As for detention, the OIG said FMCSA’s efforts to improve commercial vehicle safety also depend on obtaining an accurate understanding of the role of driver detention within the industry. Specifically, to reduce driver fatigue and fatigue-related crashes, FMCSA’s Hours of Service regulations limit the number of hours a driver can work. Drivers who experience excessive delays at shipping and receiving facilities may violate HOS regulations or drive unsafely because of fatigue or the desire to recover lost income, increasing the risk of crashes that result in fatalities, injuries, and financial costs.
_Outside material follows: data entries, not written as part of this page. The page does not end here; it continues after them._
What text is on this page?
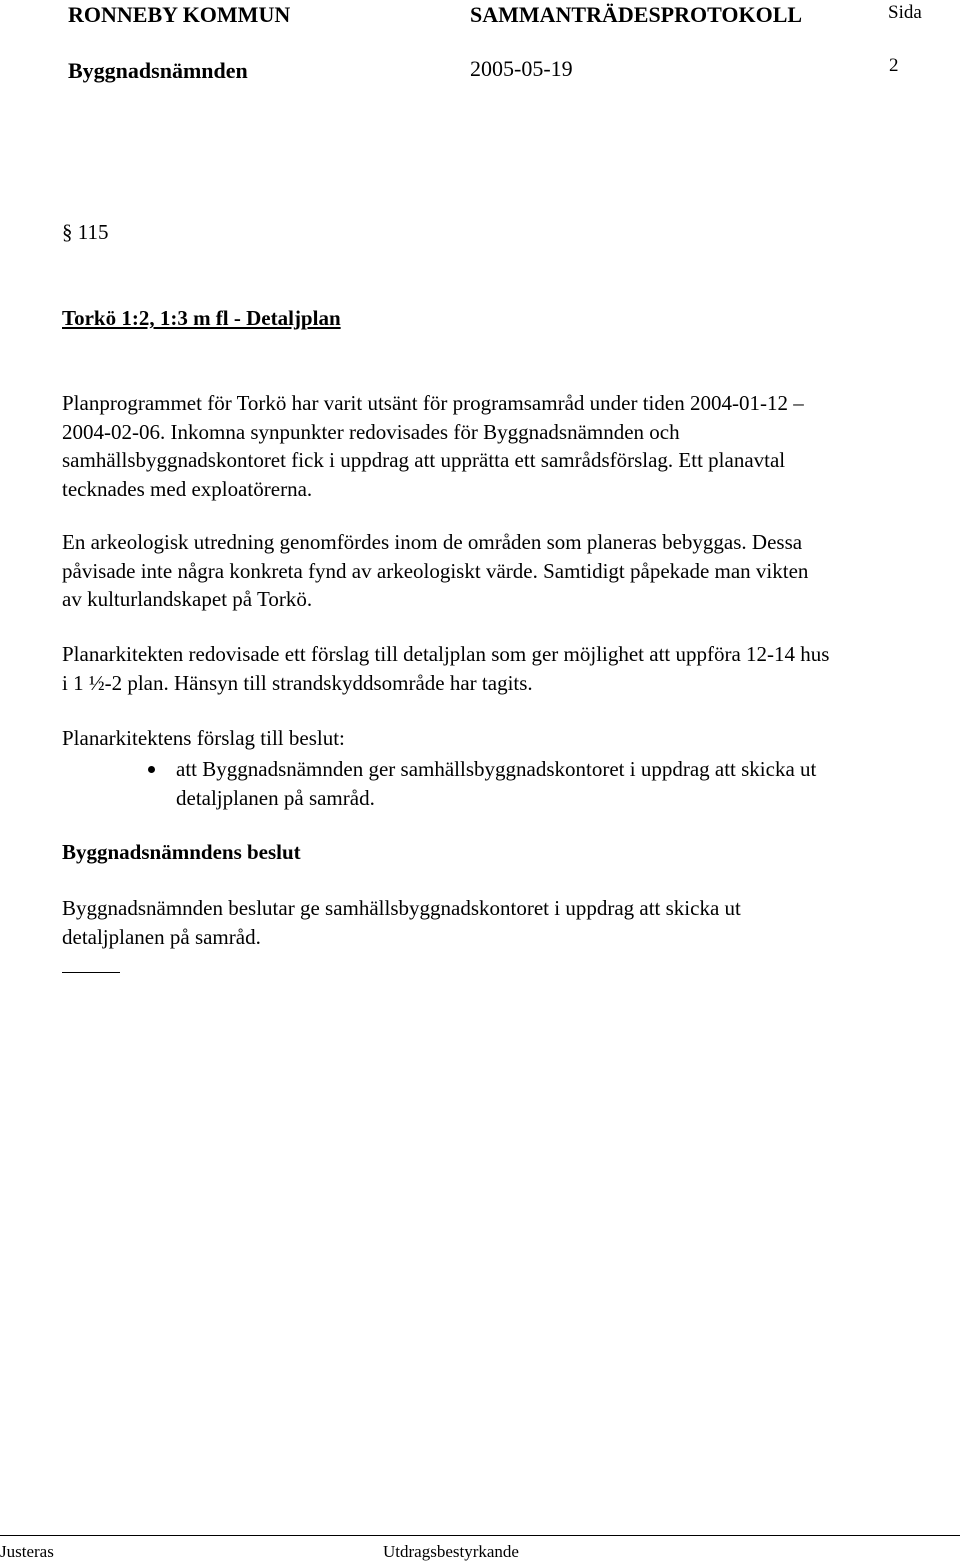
RONNEBY KOMMUN	SAMMANTRÄDESPROTOKOLL	Sida
Byggnadsnämnden	2005-05-19	2
§ 115
Torkö 1:2, 1:3 m fl - Detaljplan
Planprogrammet för Torkö har varit utsänt för programsamråd under tiden 2004-01-12 –
2004-02-06. Inkomna synpunkter redovisades för Byggnadsnämnden och
samhällsbyggnadskontoret fick i uppdrag att upprätta ett samrådsförslag. Ett planavtal
tecknades med exploatörerna.
En arkeologisk utredning genomfördes inom de områden som planeras bebyggas. Dessa
påvisade inte några konkreta fynd av arkeologiskt värde. Samtidigt påpekade man vikten
av kulturlandskapet på Torkö.
Planarkitekten redovisade ett förslag till detaljplan som ger möjlighet att uppföra 12-14 hus
i 1 ½-2 plan. Hänsyn till strandskyddsområde har tagits.
Planarkitektens förslag till beslut:
att Byggnadsnämnden ger samhällsbyggnadskontoret i uppdrag att skicka ut
detaljplanen på samråd.
Byggnadsnämndens beslut
Byggnadsnämnden beslutar ge samhällsbyggnadskontoret i uppdrag att skicka ut
detaljplanen på samråd.
Justeras	Utdragsbestyrkande
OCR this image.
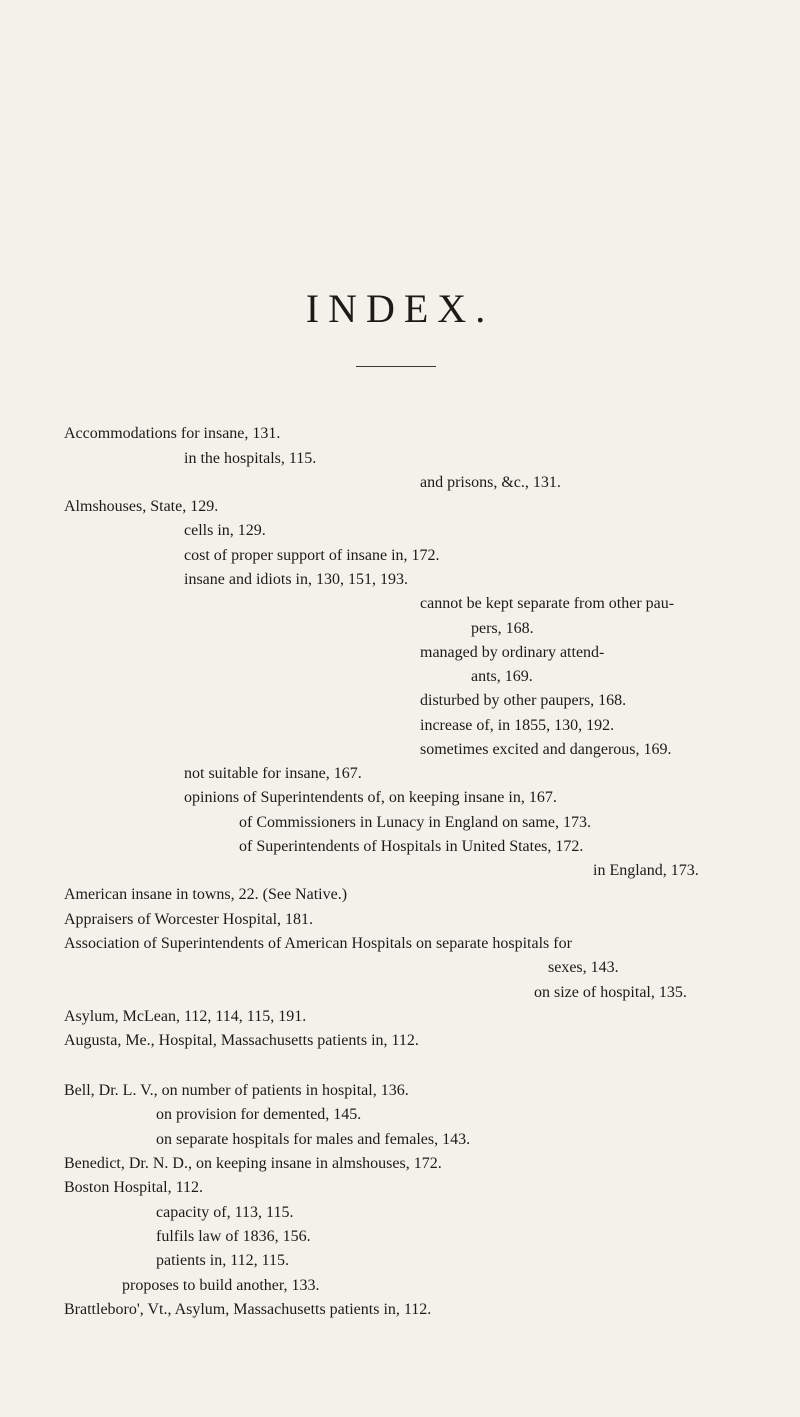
INDEX.
Accommodations for insane, 131.
in the hospitals, 115.
and prisons, &c., 131.
Almshouses, State, 129.
cells in, 129.
cost of proper support of insane in, 172.
insane and idiots in, 130, 151, 193.
cannot be kept separate from other pau-
pers, 168.
managed by ordinary attend-
ants, 169.
disturbed by other paupers, 168.
increase of, in 1855, 130, 192.
sometimes excited and dangerous, 169.
not suitable for insane, 167.
opinions of Superintendents of, on keeping insane in, 167.
of Commissioners in Lunacy in England on same, 173.
of Superintendents of Hospitals in United States, 172.
in England, 173.
American insane in towns, 22. (See Native.)
Appraisers of Worcester Hospital, 181.
Association of Superintendents of American Hospitals on separate hospitals for
sexes, 143.
on size of hospital, 135.
Asylum, McLean, 112, 114, 115, 191.
Augusta, Me., Hospital, Massachusetts patients in, 112.
Bell, Dr. L. V., on number of patients in hospital, 136.
on provision for demented, 145.
on separate hospitals for males and females, 143.
Benedict, Dr. N. D., on keeping insane in almshouses, 172.
Boston Hospital, 112.
capacity of, 113, 115.
fulfils law of 1836, 156.
patients in, 112, 115.
proposes to build another, 133.
Brattleboro', Vt., Asylum, Massachusetts patients in, 112.
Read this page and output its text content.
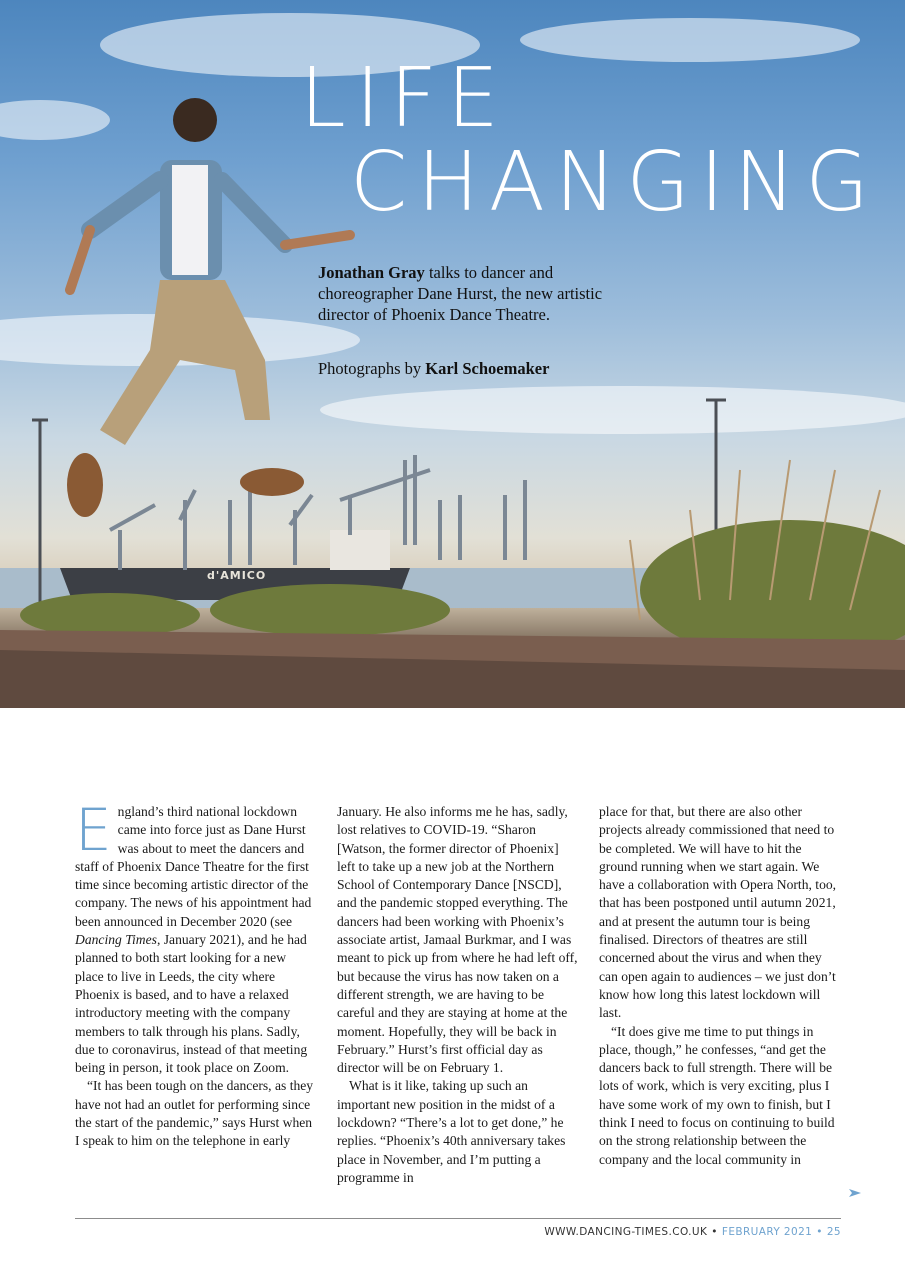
d'AMICO
LIFE
CHANGING
Jonathan Gray talks to dancer and choreographer Dane Hurst, the new artistic director of Phoenix Dance Theatre.
Photographs by Karl Schoemaker

England’s third national lockdown came into force just as Dane Hurst was about to meet the dancers and staff of Phoenix Dance Theatre for the first time since becoming artistic director of the company. The news of his appointment had been announced in December 2020 (see Dancing Times, January 2021), and he had planned to both start looking for a new place to live in Leeds, the city where Phoenix is based, and to have a relaxed introductory meeting with the company members to talk through his plans. Sadly, due to coronavirus, instead of that meeting being in person, it took place on Zoom.

“It has been tough on the dancers, as they have not had an outlet for performing since the start of the pandemic,” says Hurst when I speak to him on the telephone in early

January. He also informs me he has, sadly, lost relatives to COVID-19. “Sharon [Watson, the former director of Phoenix] left to take up a new job at the Northern School of Contemporary Dance [NSCD], and the pandemic stopped everything. The dancers had been working with Phoenix’s associate artist, Jamaal Burkmar, and I was meant to pick up from where he had left off, but because the virus has now taken on a different strength, we are having to be careful and they are staying at home at the moment. Hopefully, they will be back in February.” Hurst’s first official day as director will be on February 1.

What is it like, taking up such an important new position in the midst of a lockdown? “There’s a lot to get done,” he replies. “Phoenix’s 40th anniversary takes place in November, and I’m putting a programme in

place for that, but there are also other projects already commissioned that need to be completed. We will have to hit the ground running when we start again. We have a collaboration with Opera North, too, that has been postponed until autumn 2021, and at present the autumn tour is being finalised. Directors of theatres are still concerned about the virus and when they can open again to audiences – we just don’t know how long this latest lockdown will last.

“It does give me time to put things in place, though,” he confesses, “and get the dancers back to full strength. There will be lots of work, which is very exciting, plus I have some work of my own to finish, but I think I need to focus on continuing to build on the strong relationship between the company and the local community in

WWW.DANCING-TIMES.CO.UK • FEBRUARY 2021 • 25
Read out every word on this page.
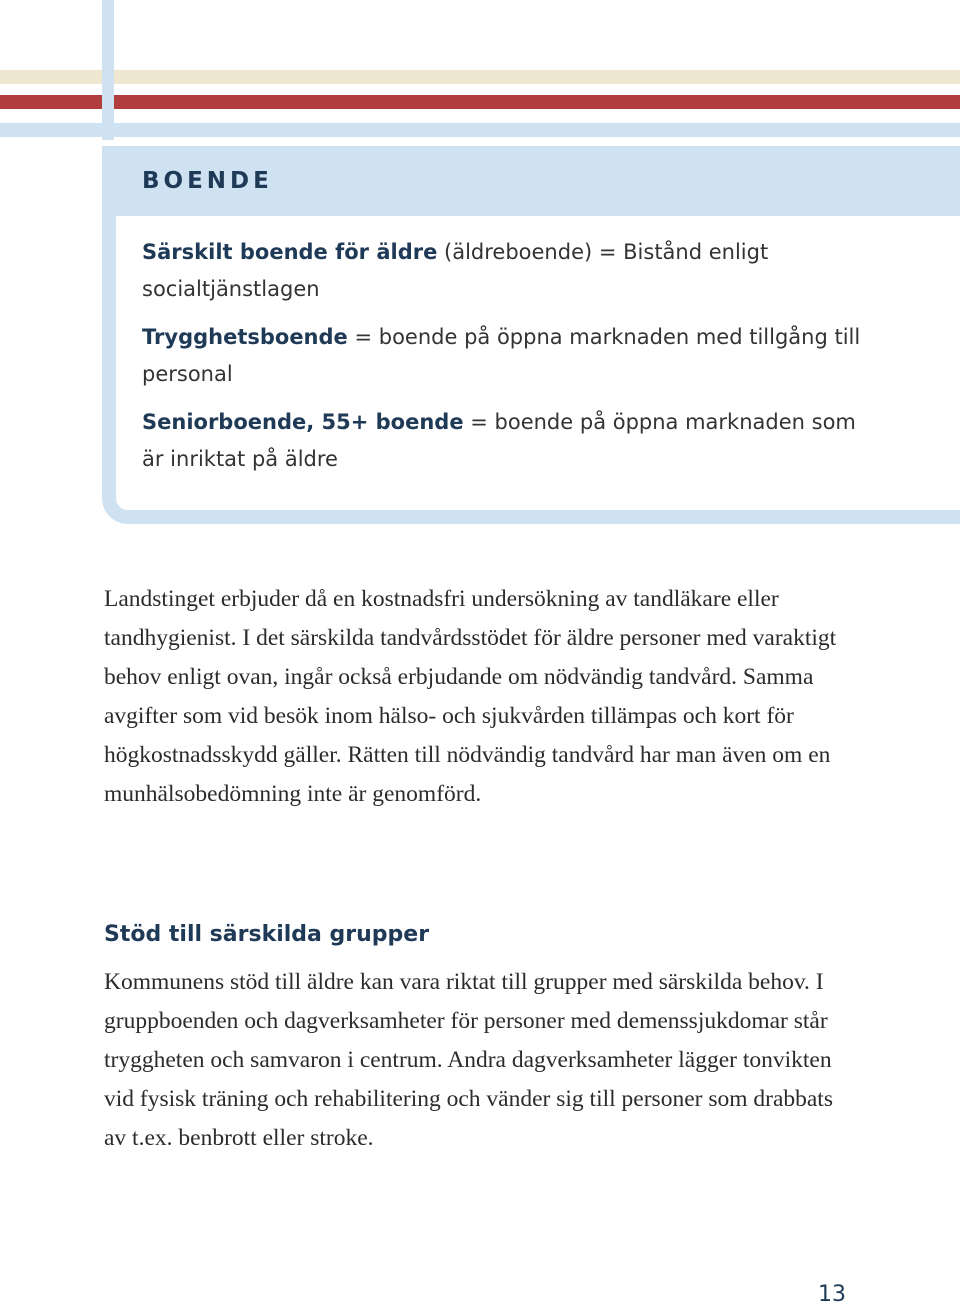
BOENDE

Särskilt boende för äldre (äldreboende) = Bistånd enligt socialtjänstlagen

Trygghetsboende = boende på öppna marknaden med tillgång till personal

Seniorboende, 55+ boende = boende på öppna marknaden som är inriktat på äldre

Landstinget erbjuder då en kostnadsfri undersökning av tandläkare eller tandhygienist. I det särskilda tandvårdsstödet för äldre personer med varaktigt behov enligt ovan, ingår också erbjudande om nödvändig tandvård. Samma avgifter som vid besök inom hälso- och sjukvården tillämpas och kort för högkostnadsskydd gäller. Rätten till nödvändig tandvård har man även om en munhälsobedömning inte är genomförd.

Stöd till särskilda grupper

Kommunens stöd till äldre kan vara riktat till grupper med särskilda behov. I gruppboenden och dagverksamheter för personer med demenssjukdomar står tryggheten och samvaron i centrum. Andra dagverksamheter lägger tonvikten vid fysisk träning och rehabilitering och vänder sig till personer som drabbats av t.ex. benbrott eller stroke.

13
The Fixing America’s Surface Transportation Act of 2015 directed FMCSA to issue regulations that cover the collection of data on delays experienced by commercial vehicle operators before the loading and unloading of their vehicles. However, in 2018, the OIG said it reported that accurate industrywide data on driver detention do not exist. These data are not available because most industry stakeholders only measure time spent at shippers’ and receivers’ facilities beyond the limit established in shipping contracts. Available electronic data cannot readily discern detention time from legitimate loading and unloading tasks, and are unavailable for a large segment of the industry, the OIG said.
FMCSA data estimated that driver detention increases the likelihood of truck crashes involving fatalities, significant injuries or vehicle towing.
“We estimated that a 15-minute increase in average dwell time—the total time spent by a truck at a facility — increases the average expected crash rate by 6.2 percent. We also estimated that detention is associated with reductions in annual earnings of $1.1 billion to $1.3 billion for for-hire commercial motor vehicle drivers in the truckload sector,” the report said.
Without accurate and representative data, FMCSA faces challenges in accurately describing how the diverse trucking industry experiences driver detention, the report concluded.